The speculation grew earlier this year when Piper extracted $32 million in incentives and concessions, payable over three years, from the state of Florida and Indian River County to keep PiperJet production in Vero Beach. The payout coincides with the remainder of the PiperJet’s development program, which, according to Bass, projects certification in the second quarter of 2011 with deliveries beginning in that year’s fourth quarter.

American Capital acquired the majority of Piper by assuming $57 million of senior debt discounted to $34 million in 2003. One year later a pair of hurricanes severely damaged 300,000 sq ft of the companies’ production space at Vero Beach. The company was literally in tatters, and customer service and support sank to bottom-of-class levels. Owners of Piper turbine aircraft were particularly alienated.
However, since 2005 Piper’s customer service has shown consistent improvement, according to the annual product support survey published yearly in NBAA Convention News sister publication Aviation International News. “We were down and out five years ago,” Bass admitted.

Bass, a veteran senior management executive at both General Electric and Sony, was part of a new management team that came to Piper in the wake of American Capital’s acquisition. “We focused internally on changing the way we make money,” he said.

Compared to companies such as Cessna and Cirrus, Piper is a low-volume producer, and continuing to aggressively push a low-output, but a diverse product line was a recipe for more financial stress.

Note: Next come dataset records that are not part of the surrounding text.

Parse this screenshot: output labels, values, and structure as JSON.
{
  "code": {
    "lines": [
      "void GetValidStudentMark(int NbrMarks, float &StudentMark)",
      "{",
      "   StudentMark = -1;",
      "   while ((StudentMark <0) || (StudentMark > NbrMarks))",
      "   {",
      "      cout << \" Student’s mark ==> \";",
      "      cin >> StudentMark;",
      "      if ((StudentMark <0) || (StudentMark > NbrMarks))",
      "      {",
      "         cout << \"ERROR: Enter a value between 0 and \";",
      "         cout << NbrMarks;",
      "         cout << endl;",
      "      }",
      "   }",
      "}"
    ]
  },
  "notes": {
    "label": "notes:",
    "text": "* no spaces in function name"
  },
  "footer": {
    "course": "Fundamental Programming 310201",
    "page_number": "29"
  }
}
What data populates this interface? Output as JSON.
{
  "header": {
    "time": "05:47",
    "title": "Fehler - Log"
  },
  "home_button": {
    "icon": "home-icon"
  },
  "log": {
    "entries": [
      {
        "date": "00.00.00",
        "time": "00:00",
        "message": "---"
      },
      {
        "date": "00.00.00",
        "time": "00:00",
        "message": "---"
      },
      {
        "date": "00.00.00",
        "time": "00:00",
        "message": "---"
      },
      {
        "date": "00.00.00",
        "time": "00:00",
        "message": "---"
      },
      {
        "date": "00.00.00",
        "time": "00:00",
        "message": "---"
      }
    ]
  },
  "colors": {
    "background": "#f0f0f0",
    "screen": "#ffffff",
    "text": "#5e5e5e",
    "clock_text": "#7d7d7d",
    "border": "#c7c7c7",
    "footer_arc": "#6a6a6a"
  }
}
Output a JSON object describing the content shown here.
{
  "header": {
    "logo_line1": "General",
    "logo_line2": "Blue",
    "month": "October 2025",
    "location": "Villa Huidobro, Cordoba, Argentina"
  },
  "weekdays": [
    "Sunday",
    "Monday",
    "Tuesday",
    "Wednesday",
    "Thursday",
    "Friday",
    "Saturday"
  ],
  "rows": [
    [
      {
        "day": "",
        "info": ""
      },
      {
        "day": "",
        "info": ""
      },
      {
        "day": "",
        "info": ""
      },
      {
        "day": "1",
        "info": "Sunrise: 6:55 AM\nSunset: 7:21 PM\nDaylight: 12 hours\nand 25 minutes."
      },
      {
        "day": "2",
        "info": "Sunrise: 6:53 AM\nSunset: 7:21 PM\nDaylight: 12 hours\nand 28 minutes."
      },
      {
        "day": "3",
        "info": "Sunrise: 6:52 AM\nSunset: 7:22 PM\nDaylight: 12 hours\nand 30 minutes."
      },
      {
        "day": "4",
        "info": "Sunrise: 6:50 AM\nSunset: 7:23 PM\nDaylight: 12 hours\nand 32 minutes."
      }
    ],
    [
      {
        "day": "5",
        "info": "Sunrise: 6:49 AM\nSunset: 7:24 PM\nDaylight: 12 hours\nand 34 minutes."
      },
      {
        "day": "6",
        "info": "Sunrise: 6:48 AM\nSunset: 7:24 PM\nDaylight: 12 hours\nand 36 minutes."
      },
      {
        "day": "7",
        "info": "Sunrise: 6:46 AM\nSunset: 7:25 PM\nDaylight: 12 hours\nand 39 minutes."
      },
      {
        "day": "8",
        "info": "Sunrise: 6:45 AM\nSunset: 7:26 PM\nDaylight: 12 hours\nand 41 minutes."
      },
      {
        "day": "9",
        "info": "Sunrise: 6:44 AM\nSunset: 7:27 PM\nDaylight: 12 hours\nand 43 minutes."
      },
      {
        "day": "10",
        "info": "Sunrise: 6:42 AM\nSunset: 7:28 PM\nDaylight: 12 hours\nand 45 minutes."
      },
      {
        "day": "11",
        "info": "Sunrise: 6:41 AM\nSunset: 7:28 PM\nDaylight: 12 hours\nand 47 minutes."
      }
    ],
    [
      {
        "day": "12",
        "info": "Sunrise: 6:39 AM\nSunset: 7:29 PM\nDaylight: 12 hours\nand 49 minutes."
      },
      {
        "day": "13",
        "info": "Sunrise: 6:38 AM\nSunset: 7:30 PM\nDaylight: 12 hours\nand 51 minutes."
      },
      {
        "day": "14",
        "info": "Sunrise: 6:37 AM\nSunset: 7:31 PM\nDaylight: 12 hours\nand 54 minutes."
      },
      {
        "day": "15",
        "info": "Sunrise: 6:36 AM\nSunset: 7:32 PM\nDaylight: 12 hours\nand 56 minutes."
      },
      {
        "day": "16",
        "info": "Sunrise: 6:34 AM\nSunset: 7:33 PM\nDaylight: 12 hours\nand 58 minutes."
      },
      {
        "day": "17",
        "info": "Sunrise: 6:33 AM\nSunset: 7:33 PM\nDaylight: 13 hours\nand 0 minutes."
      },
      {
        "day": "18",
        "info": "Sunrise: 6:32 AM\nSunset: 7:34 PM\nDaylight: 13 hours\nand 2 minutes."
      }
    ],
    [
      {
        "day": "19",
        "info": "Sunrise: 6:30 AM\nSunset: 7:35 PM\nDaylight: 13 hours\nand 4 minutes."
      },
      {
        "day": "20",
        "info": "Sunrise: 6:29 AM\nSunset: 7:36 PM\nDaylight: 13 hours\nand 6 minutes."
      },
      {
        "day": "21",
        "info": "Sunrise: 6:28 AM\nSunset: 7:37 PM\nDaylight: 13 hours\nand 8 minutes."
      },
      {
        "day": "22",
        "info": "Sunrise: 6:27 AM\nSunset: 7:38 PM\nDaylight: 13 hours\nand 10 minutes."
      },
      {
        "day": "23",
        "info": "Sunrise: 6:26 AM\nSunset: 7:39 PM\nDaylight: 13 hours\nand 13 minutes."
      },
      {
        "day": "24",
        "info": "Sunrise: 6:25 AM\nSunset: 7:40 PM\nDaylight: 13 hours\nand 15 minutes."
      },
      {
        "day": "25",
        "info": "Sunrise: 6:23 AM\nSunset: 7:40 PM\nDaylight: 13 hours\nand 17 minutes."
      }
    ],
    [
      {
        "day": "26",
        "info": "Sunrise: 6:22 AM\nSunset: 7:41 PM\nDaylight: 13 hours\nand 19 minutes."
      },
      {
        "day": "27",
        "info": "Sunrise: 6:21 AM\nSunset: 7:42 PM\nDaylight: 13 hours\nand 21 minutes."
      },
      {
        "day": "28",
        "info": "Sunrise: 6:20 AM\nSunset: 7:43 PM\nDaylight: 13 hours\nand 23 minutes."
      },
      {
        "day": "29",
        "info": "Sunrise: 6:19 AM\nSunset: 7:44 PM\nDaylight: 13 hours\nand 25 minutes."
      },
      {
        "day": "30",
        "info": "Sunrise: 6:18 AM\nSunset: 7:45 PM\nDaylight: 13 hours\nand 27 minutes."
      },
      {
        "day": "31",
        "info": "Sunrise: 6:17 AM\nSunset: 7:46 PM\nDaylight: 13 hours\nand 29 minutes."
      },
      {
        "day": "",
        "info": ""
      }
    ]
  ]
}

While Piper did not abandon those smaller airplanes, its new managers immediately looked to further leverage its family of piston and turboprop cabin-class singles built around the PA46 fuselage. The strategy maximized production efficiencies and revenues.

This year Piper is on track to sell almost $200 million worth of new aircraft, with the bulk of revenues coming from the PA46 family; the $757,000 Matrix; the $1.2 million Malibu Mirage; and the $1.97 million Meridian turboprop. Piper’s total 2008 revenues will close to double those of the company just five years ago.

“Piper is producing 263 aircraft this year and 200 of those are PA46 series,” Bass said, adding that projected 2008 production calls for 101 Matrix piston singles, 21 Mirages and 53 Meridians. He added that production plans for next year include 100 Matrix, 25 Mirage and 63 Meridian airplanes.

Piper is also looking to capitalize on Diamond Aircraft’s ongoing engine problems with its Thielert diesel twin-engine trainer, the DA-42. The -42 displaced the $558,000 Piper Seminole as the preferred twin trainer at larger flight schools, but the -42’s fuel-efficient engines have been prone to failure and their German manufacturer was recently forced into liquidation.

“The Seminole had faded away,” said Bass. “We were selling 24 a year to flight schools. The DA-42 Twinstar had kicked our buttocks. Now customers and schools are coming back to the Seminole and we are happy to have them.” He predicted Piper might sell between 50 and 100 Seminoles next year.

While increased Seminole production represents a potentially important boost to Piper’s bottom line, Bass acknowledged that keeping the PA46 line fresh and relevant over the next three years, until the PiperJet starts rolling down the production line, will be critical to the company’s ongoing success. “I have a three- year river I need to cross between now and the PiperJet,” Bass said. “We are going to be announcing enhanced capabilities in the base business, the PA46 line.”  

Bass also said that Piper would rebid its training contract for the entire Piper line, including the PiperJet. “Right now we train all our customers through SimCom. It is a five-day course and SimCom does a good job. But we expect a full-motion simulator and a type rating for that [PiperJet] level of sophistication from our next provider,” Bass said. “It could be SimCom. It could be anyone.”